Facile, evidentemente, solo a dirsi. Perché alla diversa impostazione sulla riforma fiscale si aggiungono temi moloch su cui azzurri e padani sono su fronti opposti. E c’è poi la diversa lettura del dopo voto, con Berlusconi che non pone limiti temporali all’eventuale proroga del governo Gentiloni, mentre Salvini e Giorgia Meloni non vogliono sentir parlare d’altro se non di elezioni bis in caso di mancanza di una maggioranza parlamentare. Sotto l’apparenza di una coalizione unita, c’è dunque una non indifferente diversità di vedute. Da cercare il più possibile di tenere nascosta. Non tanto per doveri di alleanza, quanto perché, oltre al fatto che i sondaggi sono favorevoli ed è sconsigliabile aprire polemiche, il meccanismo del Rosatellum suggerisce di dare un colpo al cerchio e uno alla botte.

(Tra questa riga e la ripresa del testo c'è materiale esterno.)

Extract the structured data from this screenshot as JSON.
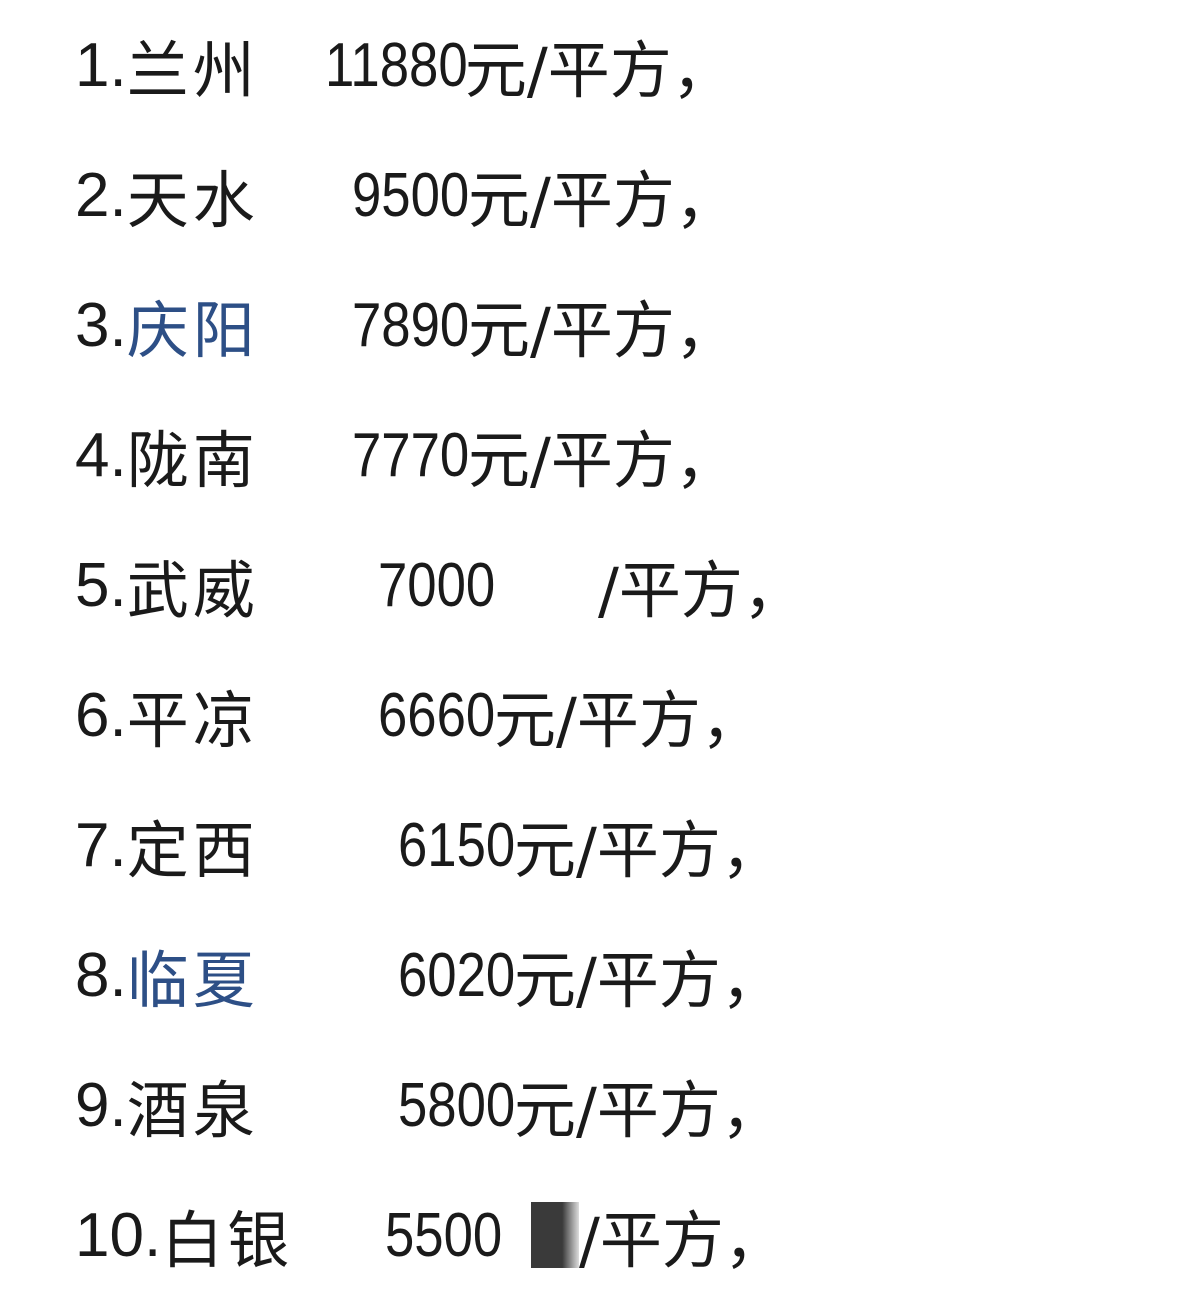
{
  "rows": [
    {
      "idx": "1.",
      "name": "兰州",
      "value": "11880",
      "unit": "元/平方，"
    },
    {
      "idx": "2.",
      "name": "天水",
      "value": "9500",
      "unit": "元/平方，"
    },
    {
      "idx": "3.",
      "name": "庆阳",
      "value": "7890",
      "unit": "元/平方，"
    },
    {
      "idx": "4.",
      "name": "陇南",
      "value": "7770",
      "unit": "元/平方，"
    },
    {
      "idx": "5.",
      "name": "武威",
      "value": "7000",
      "unit": "/平方，"
    },
    {
      "idx": "6.",
      "name": "平凉",
      "value": "6660",
      "unit": "元/平方，"
    },
    {
      "idx": "7.",
      "name": "定西",
      "value": "6150",
      "unit": "元/平方，"
    },
    {
      "idx": "8.",
      "name": "临夏",
      "value": "6020",
      "unit": "元/平方，"
    },
    {
      "idx": "9.",
      "name": "酒泉",
      "value": "5800",
      "unit": "元/平方，"
    },
    {
      "idx": "10.",
      "name": "白银",
      "value": "5500",
      "unit": "/平方，"
    }
  ],
  "colors": {
    "text": "#1a1a1a",
    "link_name": "#2d4f86"
  }
}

Se è vero infatti che Forza Italia e Lega Nord giocano un derby in prospettiva Regione, i candidati nei collegi uninominali hanno la necessità di un voto anche non di partito. È per questo che in Autonomia responsabile non è stato troppo gradito l’attacco degli ex Ap Alessandro Colautti e Paride Cargnelutti alla Lega Nord la scorsa settimana a Udine in occasione della presentazione delle liste di Noi con l’Italia-Udc. Renzo Tondo, già possibile candidato di garanzia per il Fvg e ora in corsa nel collegio uninominale di Trieste per l’intero centrodestra, non ha negato l’endorsement per Riccardo Riccardi in vista delle regionali, ma si è ben guardato dall’attaccare la Ln del Fvg, consapevole della necessità dei voti leghisti per cercare di far suo il seggio contro Debora Serracchiani: meglio evitare di chiedere consensi solo centristi nel momento in cui quelli della destra hanno lo stesso valore ai fini del risultato. Si tratta, in fin dei conti, di un equilibrio sottile. E i “pacificatori” cercano di tutelarlo cercando di far sì che il gelo tra Fi e Ln non danneggi la coalizione e i suoi uomini.

A fare lo stesso ragionamento di Tondo è Luca Ciriani a Pordenone. Per il candidato al collegio senatoriale del Friuli la sfida con Isabella De Monte è sulla carta più agevole, ma non c’è dubbio che il consigliere regionale di FdI non ha alcuna intenzione di alimentare il fuoco amico. E se ha richiamato la Lega a fare in fretta sul nodo del candidato alla Regione, ha anche precisato che, Riccardi e Fedriga, per lui pari sono.

Oggi intanto, proprio in questo cammino di tentata unità, Tondo incontrerà Roberto Dipiazza.